A common referral for a urologist, especially for those with a focus on infertility, is for the evaluation of a 13, 14 or 15 year old boy who is discovered by his pediatrician to have a large left varicocele, or abnormally dilated veins in the scrotum. Even if there are no symptoms associated with the findings, there is some cause for concern as varicoceles can sometime predispose to later fertility problems and their correction can sometimes improve, or in the case of adolescents, actually prevent later fertility issues. In addition, there has also been recent attention to a possible hormonal effect of varicoceles on testosterone in some individuals.
As part of the evaluation urologists will commonly order a scrotal ultrasound to evaluate for other scrotal pathology and to enable an accurate measurement of testis volume; if there is a significant volume discrepancy, varicocele repair may be appropriate. In fact, if there is early intervention with varicocelectomy, “catch up growth” of the smaller testicle is common. Once adulthood is reached, there is no catch up growth with ligation.
Varicocele ligation is performed as an outpatient minor surgical procedure and risks of the procedure are low, with the most common being “hydrocele” (residual fluid around the testicle) which in reported series can occur in up to 3% of individuals; however, use of the microsurgical approach has reported hydrocele rates of well below one percent.
On the other hand, series have shown that some adolescents will have catch up growth without a procedure. This has led to some championing a wait and see approach. In that approach, the adolescent is observed until adulthood at which time a semen analysis, hormone related blood test and repeat testicular size measurement is performed. Varicocele correction might be considered in the setting of either worsening testicular size disparity during observation, an abnormality in total testicular volume, abnormal hormone test results and or abnormal findings on semen analysis .
So, in the first scenario, doctors would be attempting to prevent a fertility issue, but might do so at the expense of correcting some varicoceles that would not have caused a problem in the first place.
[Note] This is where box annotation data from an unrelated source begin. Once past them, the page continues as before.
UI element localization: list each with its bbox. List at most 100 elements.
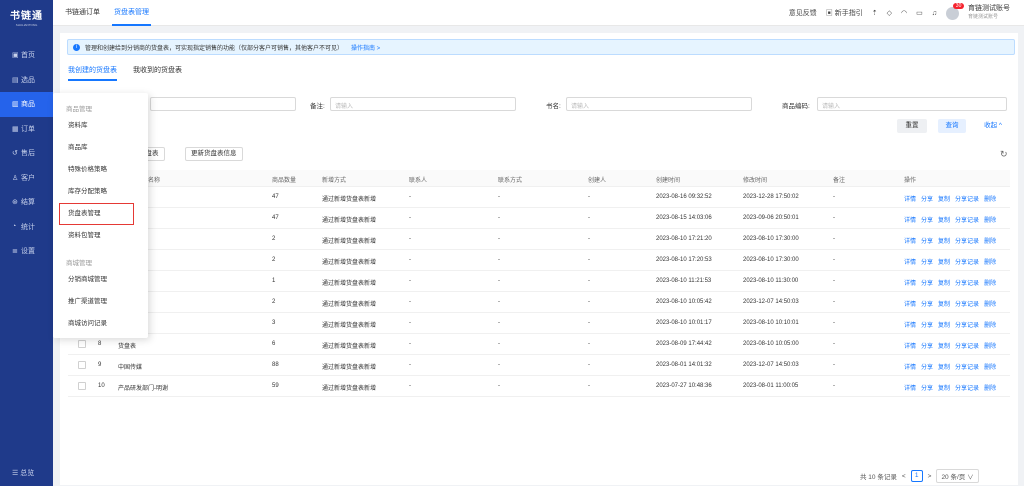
tab-orders[interactable]: 书链通订单 — [63, 0, 102, 26]
share-record-link[interactable]: 分享记录 — [955, 362, 979, 371]
submenu-item-goods-1[interactable]: 商品库 — [53, 137, 148, 159]
tab-received-pallets[interactable]: 我收到的货盘表 — [133, 65, 182, 81]
detail-link[interactable]: 详情 — [904, 383, 916, 392]
delete-link[interactable]: 删除 — [984, 278, 996, 287]
share-link[interactable]: 分享 — [921, 320, 933, 329]
guide-link[interactable]: ▣ 新手指引 — [826, 8, 863, 18]
copy-link[interactable]: 复制 — [938, 320, 950, 329]
delete-link[interactable]: 删除 — [984, 341, 996, 350]
refresh-icon[interactable]: ↻ — [1000, 149, 1008, 160]
delete-link[interactable]: 删除 — [984, 383, 996, 392]
sidebar-item-after-sale[interactable]: ↺ 售后 — [0, 141, 53, 166]
share-link[interactable]: 分享 — [921, 236, 933, 245]
copy-link[interactable]: 复制 — [938, 257, 950, 266]
col-created[interactable]: 创建时间 — [656, 175, 680, 184]
detail-link[interactable]: 详情 — [904, 320, 916, 329]
delete-link[interactable]: 删除 — [984, 236, 996, 245]
detail-link[interactable]: 详情 — [904, 236, 916, 245]
sidebar-overview-button[interactable]: ☰ 总览 — [12, 468, 34, 478]
sidebar-item-stats[interactable]: ◔ 统计 — [0, 215, 53, 240]
col-modified[interactable]: 修改时间 — [743, 175, 767, 184]
share-record-link[interactable]: 分享记录 — [955, 194, 979, 203]
page-1-button[interactable]: 1 — [910, 470, 923, 482]
delete-link[interactable]: 删除 — [984, 257, 996, 266]
next-page-button[interactable]: > — [928, 473, 932, 480]
guide-link-button[interactable]: 操作指南 > — [351, 43, 380, 52]
share-record-link[interactable]: 分享记录 — [955, 383, 979, 392]
share-link[interactable]: 分享 — [921, 215, 933, 224]
sidebar-item-customer[interactable]: ♙ 客户 — [0, 166, 53, 191]
detail-link[interactable]: 详情 — [904, 278, 916, 287]
row-checkbox[interactable] — [78, 340, 86, 348]
share-link[interactable]: 分享 — [921, 362, 933, 371]
prev-page-button[interactable]: < — [902, 473, 906, 480]
feedback-link[interactable]: 意见反馈 — [789, 8, 817, 18]
name-filter-input[interactable] — [150, 97, 296, 111]
share-record-link[interactable]: 分享记录 — [955, 299, 979, 308]
document-icon[interactable]: ▭ — [916, 9, 923, 17]
book-name-input[interactable]: 请输入 — [566, 97, 752, 111]
share-link[interactable]: 分享 — [921, 299, 933, 308]
delete-link[interactable]: 删除 — [984, 362, 996, 371]
detail-link[interactable]: 详情 — [904, 194, 916, 203]
share-link[interactable]: 分享 — [921, 257, 933, 266]
row-checkbox[interactable] — [78, 361, 86, 369]
submenu-item-goods-5[interactable]: 资料包管理 — [53, 225, 148, 247]
tab-pallet-management[interactable]: 货盘表管理 — [112, 0, 151, 26]
tab-created-pallets[interactable]: 我创建的货盘表 — [68, 65, 117, 81]
share-record-link[interactable]: 分享记录 — [955, 320, 979, 329]
detail-link[interactable]: 详情 — [904, 341, 916, 350]
detail-link[interactable]: 详情 — [904, 362, 916, 371]
query-button[interactable]: 查询 — [938, 119, 966, 133]
sidebar-item-dashboard[interactable]: ▣ 首页 — [0, 43, 53, 68]
copy-link[interactable]: 复制 — [938, 278, 950, 287]
tag-icon[interactable]: ◇ — [887, 9, 892, 17]
sidebar-item-product-select[interactable]: ▤ 选品 — [0, 68, 53, 93]
share-record-link[interactable]: 分享记录 — [955, 236, 979, 245]
copy-link[interactable]: 复制 — [938, 341, 950, 350]
share-record-link[interactable]: 分享记录 — [955, 341, 979, 350]
submenu-item-goods-4[interactable]: 货盘表管理 — [59, 203, 134, 225]
upload-icon[interactable]: ⇡ — [872, 9, 878, 17]
share-link[interactable]: 分享 — [921, 341, 933, 350]
delete-link[interactable]: 删除 — [984, 194, 996, 203]
submenu-item-goods-0[interactable]: 资料库 — [53, 115, 148, 137]
remark-input[interactable]: 请输入 — [330, 97, 516, 111]
copy-link[interactable]: 复制 — [938, 215, 950, 224]
share-record-link[interactable]: 分享记录 — [955, 278, 979, 287]
delete-link[interactable]: 删除 — [984, 320, 996, 329]
share-link[interactable]: 分享 — [921, 278, 933, 287]
sidebar-item-settings[interactable]: ≣ 设置 — [0, 239, 53, 264]
share-record-link[interactable]: 分享记录 — [955, 257, 979, 266]
copy-link[interactable]: 复制 — [938, 299, 950, 308]
copy-link[interactable]: 复制 — [938, 236, 950, 245]
sidebar-item-settlement[interactable]: ⊛ 结算 — [0, 190, 53, 215]
sidebar-item-goods[interactable]: ▥ 商品 — [0, 92, 53, 117]
col-quantity[interactable]: 商品数量 — [272, 175, 296, 184]
share-link[interactable]: 分享 — [921, 383, 933, 392]
detail-link[interactable]: 详情 — [904, 215, 916, 224]
delete-link[interactable]: 删除 — [984, 299, 996, 308]
product-code-input[interactable]: 请输入 — [817, 97, 1007, 111]
submenu-item-goods-2[interactable]: 特殊价格策略 — [53, 159, 148, 181]
submenu-item-goods-3[interactable]: 库存分配策略 — [53, 181, 148, 203]
detail-link[interactable]: 详情 — [904, 257, 916, 266]
copy-link[interactable]: 复制 — [938, 383, 950, 392]
row-checkbox[interactable] — [78, 382, 86, 390]
app-logo[interactable]: 书链通 SHULIANTONG — [0, 0, 53, 34]
submenu-item-mall-0[interactable]: 分销商城管理 — [53, 269, 148, 291]
sidebar-item-order[interactable]: ▦ 订单 — [0, 117, 53, 142]
update-pallet-button[interactable]: 更新货盘表信息 — [185, 147, 243, 161]
copy-link[interactable]: 复制 — [938, 194, 950, 203]
submenu-item-mall-1[interactable]: 推广渠道管理 — [53, 291, 148, 313]
reset-button[interactable]: 重置 — [897, 119, 927, 133]
notification-icon[interactable]: ♫ — [932, 10, 937, 17]
detail-link[interactable]: 详情 — [904, 299, 916, 308]
page-size-select[interactable]: 20 条/页 ∨ — [936, 469, 979, 483]
submenu-item-mall-2[interactable]: 商城访问记录 — [53, 313, 148, 335]
headset-icon[interactable]: ◠ — [901, 9, 907, 17]
share-link[interactable]: 分享 — [921, 194, 933, 203]
share-record-link[interactable]: 分享记录 — [955, 215, 979, 224]
user-info[interactable]: 育链测试账号 育链测试账号 — [968, 5, 1010, 21]
delete-link[interactable]: 删除 — [984, 215, 996, 224]
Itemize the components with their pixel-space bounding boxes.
In the second scenario, doctors are trying to reverse what may be a fertility problem that has already taken root and is possibly less responsive to treatment.
Finally, there is a criteria for early intervention called the “20/38” rule which holds that when the size discrepancy between the two testes is greater than twenty percent and when the “peak systolic velocity” (a measurement of blood flow on ultrasound) is greater than 38 cm/sec, the chance that there will be catch up growth without a procedure is very unlikely and therefore intervention is recommended.
When considering whether or not to proceed with varicocele repair in an adolescent, best outcomes may be achieved by working with a urologist familiar with all of these issues and considerations.